NIR laser power density	Time to CNE-1 cell death		Time to rhinal epithelia cell death
	GNRs with laser	Laser only	GNRs with laser	Laser only
100 mW	5′30″	8′	6′	8′
200 mW	2′	2′40″	5′	2′40″
300 mW	40″	1′10″	2′	2′
400 mW	30″	50″	1′	1′

Note: GNR concentration, 2.00 × 10−4 mol/L.

Figure 6

Effects of gold nanorods and laser (100 mW) therapy of two different durations on different cell types: human nasopharyngeal carcinoma CNE-1 cells irradiated for (A) 2 and (B) 6 minutes, and human rhinal epithelia cells irradiated for (C) 2 and (D) 6 minutes.

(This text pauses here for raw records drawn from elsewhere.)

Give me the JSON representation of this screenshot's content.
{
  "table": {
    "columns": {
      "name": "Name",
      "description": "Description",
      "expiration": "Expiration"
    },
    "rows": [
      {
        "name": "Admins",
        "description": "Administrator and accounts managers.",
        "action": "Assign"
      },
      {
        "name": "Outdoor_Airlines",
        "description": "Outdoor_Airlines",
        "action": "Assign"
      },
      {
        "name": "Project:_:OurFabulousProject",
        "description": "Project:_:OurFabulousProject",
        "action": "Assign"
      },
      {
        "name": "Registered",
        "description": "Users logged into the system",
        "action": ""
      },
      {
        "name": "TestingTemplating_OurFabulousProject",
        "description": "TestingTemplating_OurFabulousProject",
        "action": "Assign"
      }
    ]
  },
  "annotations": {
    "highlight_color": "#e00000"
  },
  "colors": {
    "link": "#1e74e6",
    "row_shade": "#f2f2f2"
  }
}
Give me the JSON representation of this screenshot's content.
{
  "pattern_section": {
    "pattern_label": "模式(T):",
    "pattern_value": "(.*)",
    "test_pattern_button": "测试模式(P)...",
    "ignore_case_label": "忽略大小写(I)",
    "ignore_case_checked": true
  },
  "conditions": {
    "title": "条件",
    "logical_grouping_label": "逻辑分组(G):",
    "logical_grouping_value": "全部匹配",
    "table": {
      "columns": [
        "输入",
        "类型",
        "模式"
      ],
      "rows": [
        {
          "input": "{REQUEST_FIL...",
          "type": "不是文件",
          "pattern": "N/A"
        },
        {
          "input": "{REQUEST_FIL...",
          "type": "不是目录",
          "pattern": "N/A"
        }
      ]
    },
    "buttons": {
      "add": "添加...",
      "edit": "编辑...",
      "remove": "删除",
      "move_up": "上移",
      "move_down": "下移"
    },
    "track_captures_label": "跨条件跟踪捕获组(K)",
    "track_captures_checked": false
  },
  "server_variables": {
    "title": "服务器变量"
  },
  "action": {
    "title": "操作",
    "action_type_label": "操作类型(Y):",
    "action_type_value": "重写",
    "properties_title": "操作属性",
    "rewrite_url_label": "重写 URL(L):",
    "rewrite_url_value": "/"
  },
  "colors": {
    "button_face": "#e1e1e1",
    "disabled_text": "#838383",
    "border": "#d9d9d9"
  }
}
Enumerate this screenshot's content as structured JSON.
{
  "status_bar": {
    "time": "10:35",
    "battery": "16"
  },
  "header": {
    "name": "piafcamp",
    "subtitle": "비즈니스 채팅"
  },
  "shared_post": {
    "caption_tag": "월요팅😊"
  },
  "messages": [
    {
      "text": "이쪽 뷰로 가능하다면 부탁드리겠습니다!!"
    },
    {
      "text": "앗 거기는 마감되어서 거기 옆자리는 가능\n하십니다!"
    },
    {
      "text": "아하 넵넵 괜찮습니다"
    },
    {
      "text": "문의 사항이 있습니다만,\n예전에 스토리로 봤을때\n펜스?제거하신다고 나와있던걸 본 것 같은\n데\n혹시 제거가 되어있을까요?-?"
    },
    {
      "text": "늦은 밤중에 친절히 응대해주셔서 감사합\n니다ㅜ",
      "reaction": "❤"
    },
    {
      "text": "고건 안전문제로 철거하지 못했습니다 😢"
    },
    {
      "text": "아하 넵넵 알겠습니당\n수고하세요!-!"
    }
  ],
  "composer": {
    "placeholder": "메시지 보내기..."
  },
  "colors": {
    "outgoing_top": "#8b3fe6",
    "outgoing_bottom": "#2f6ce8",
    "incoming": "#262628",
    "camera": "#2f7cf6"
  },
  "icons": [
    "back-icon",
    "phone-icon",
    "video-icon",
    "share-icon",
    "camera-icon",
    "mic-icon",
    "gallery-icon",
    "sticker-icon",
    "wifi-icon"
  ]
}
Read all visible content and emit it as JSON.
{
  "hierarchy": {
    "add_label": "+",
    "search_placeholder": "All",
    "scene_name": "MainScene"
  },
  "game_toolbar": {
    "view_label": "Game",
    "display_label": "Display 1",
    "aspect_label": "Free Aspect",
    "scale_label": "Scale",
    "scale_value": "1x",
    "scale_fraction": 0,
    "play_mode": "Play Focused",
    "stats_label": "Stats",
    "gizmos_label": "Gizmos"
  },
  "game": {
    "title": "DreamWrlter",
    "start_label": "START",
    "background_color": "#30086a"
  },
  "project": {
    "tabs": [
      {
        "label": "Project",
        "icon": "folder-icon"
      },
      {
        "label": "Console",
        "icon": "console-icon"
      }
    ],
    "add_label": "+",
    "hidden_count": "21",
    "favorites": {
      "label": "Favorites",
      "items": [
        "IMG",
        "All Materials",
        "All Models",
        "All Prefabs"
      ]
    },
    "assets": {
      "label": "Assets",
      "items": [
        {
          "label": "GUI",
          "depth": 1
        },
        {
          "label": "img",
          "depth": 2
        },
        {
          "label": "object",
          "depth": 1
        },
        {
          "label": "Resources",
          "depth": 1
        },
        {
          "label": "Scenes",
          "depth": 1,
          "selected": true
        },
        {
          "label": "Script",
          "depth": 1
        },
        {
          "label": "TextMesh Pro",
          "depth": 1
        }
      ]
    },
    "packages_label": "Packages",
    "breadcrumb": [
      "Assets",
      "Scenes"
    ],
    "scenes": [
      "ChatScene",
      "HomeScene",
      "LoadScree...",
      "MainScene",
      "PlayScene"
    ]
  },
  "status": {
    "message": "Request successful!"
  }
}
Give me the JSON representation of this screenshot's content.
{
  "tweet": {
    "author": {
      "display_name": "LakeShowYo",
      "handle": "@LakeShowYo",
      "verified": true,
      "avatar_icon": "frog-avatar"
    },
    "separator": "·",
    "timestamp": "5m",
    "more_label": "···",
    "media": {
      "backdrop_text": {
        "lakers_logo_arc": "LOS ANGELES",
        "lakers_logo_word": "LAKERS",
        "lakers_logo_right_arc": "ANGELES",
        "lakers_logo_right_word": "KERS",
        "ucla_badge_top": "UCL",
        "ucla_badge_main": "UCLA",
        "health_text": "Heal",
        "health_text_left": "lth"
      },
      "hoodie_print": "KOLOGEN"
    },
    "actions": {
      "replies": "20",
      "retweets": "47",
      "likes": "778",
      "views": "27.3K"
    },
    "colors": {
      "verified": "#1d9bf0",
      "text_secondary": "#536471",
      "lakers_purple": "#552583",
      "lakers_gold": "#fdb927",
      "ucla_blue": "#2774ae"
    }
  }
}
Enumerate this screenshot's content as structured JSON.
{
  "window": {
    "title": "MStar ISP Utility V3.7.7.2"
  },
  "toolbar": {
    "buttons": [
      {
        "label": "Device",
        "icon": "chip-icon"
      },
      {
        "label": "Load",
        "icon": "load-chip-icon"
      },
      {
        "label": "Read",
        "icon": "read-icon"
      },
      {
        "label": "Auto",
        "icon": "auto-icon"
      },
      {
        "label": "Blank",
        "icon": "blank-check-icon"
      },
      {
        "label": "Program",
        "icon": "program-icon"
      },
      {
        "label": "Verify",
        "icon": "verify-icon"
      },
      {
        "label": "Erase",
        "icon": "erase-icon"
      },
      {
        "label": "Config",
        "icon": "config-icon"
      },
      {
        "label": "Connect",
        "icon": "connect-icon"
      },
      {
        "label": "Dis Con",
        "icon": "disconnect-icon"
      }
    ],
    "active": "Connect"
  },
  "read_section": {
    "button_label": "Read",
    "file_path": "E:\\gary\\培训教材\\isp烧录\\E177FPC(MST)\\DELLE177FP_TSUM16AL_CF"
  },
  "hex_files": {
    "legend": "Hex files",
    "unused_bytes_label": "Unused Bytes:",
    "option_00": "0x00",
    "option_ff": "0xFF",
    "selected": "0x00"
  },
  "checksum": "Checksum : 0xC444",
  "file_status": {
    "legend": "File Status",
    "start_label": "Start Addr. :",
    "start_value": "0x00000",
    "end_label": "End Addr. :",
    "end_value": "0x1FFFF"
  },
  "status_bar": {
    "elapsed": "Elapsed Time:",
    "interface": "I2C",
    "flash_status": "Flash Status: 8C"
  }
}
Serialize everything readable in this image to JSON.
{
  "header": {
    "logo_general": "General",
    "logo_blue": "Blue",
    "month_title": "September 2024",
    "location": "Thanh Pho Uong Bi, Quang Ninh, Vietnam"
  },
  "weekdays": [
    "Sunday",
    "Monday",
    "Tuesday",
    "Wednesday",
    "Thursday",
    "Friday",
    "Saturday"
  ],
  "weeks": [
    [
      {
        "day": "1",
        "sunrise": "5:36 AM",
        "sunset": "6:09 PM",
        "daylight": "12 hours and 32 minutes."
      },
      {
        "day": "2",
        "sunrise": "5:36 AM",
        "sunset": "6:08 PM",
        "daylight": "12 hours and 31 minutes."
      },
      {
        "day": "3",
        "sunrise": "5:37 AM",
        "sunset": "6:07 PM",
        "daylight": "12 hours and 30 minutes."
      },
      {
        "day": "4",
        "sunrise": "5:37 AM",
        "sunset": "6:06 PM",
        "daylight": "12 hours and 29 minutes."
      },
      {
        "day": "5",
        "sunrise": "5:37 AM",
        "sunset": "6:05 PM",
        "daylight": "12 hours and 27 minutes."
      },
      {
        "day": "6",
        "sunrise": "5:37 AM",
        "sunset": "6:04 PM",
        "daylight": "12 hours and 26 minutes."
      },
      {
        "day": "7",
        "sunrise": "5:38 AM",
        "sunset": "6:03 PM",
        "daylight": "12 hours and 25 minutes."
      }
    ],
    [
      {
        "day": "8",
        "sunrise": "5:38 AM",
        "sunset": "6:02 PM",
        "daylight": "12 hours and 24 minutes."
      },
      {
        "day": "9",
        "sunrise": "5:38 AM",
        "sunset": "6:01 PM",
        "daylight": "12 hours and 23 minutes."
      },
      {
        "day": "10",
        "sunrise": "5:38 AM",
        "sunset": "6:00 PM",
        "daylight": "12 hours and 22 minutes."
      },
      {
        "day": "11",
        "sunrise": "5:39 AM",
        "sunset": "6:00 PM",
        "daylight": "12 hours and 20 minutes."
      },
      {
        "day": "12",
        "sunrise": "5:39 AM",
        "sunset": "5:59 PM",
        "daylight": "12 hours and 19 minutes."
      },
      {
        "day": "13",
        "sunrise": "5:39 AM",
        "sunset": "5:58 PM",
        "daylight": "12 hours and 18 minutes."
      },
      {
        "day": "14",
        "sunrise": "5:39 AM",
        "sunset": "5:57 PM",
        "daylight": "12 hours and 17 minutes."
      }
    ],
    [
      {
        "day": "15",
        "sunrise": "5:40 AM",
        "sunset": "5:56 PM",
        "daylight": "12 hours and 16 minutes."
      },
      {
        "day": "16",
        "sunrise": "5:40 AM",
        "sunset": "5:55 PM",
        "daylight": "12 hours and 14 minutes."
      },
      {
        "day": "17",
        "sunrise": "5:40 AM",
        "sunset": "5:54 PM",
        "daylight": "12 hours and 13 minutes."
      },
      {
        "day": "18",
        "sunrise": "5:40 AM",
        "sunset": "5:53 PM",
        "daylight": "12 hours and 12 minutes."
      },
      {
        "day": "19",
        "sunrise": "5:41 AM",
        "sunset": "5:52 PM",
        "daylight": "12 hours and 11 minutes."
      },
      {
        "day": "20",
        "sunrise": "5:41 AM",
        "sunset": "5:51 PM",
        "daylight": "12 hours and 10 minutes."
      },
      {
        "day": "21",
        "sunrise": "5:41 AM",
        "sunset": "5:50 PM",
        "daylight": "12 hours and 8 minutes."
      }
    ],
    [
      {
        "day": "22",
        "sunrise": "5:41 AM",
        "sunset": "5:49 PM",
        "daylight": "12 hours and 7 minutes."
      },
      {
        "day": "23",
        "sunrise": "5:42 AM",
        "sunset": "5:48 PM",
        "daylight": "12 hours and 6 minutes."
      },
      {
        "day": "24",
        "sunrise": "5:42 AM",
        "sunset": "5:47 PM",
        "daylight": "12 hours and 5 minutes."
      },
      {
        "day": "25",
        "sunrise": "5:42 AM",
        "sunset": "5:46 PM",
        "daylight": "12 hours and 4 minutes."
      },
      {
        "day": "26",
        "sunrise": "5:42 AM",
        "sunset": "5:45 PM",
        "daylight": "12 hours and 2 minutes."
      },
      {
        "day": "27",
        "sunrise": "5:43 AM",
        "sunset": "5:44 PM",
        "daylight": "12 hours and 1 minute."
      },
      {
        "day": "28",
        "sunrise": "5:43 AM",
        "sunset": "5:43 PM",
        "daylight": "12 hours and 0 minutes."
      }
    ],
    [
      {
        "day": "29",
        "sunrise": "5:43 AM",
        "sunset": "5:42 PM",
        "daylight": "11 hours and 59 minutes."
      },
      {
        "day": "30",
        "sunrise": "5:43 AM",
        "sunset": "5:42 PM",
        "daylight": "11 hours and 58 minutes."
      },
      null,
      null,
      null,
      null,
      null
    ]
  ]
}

The therapy mechanism of CNE-1 cells

It has long been recognized that primary tumor cells are unusually sensitive to radiation. GNRs with strong light-enhanced absorption in NIR regions and plasmon resonance, thus enhancing their properties to heat, which was an improved class of promising agents for selective therapy against tumors.14,15 The NIR laser therapy in the presence of GNRs seemed to induce cancer cell apoptosis and cause selective tumor cell destruction through heating, as the normal tissue cells (rhinal epithelia cells) internalized GNRs less than the CNE-1 cells in 24 hours (Figure 3). When the NIR laser irradiated, the CNE-1 cells had higher light absorption than the normal tissue cells (rhinal epithelia cells) through the mitochondria-dependent pathway (Figures 5 and 6, Table 1).16–20 This could possibly have been because the cells uptake of GNRs arrived at mitochondria.16 These results suggested that the NIR laser in the presence of GNRs could selectively destroy CNE-1 cells while keeping the normal tissue cells (such as rhinal epithelia cells) healthy.

Conclusion

When NIR laser irradiated, GNRs can be used to kill CNE-1 cells selectively, by apoptosis of CNE-1 cells through the mitochondria-dependent pathway. The results of this study confirm that, by controlling the GNR concentration, the NIR laser energy, and the therapy duration, GNRs can selectively destroy nasopharyngeal carcinoma cells while keeping normal cells, such as rhinal epithelia cells, healthy (as normal). Destruction of the CNE-1 cells was achieved by laser light irradiation and GNRs, while the same method did not affect the rhinal epithelia cells. This study has confirmed that photothermal therapy with pulsed NIR laser light in the presence of GNRs is a potential therapeutic method for the selective destruction of human CNE-1 cells.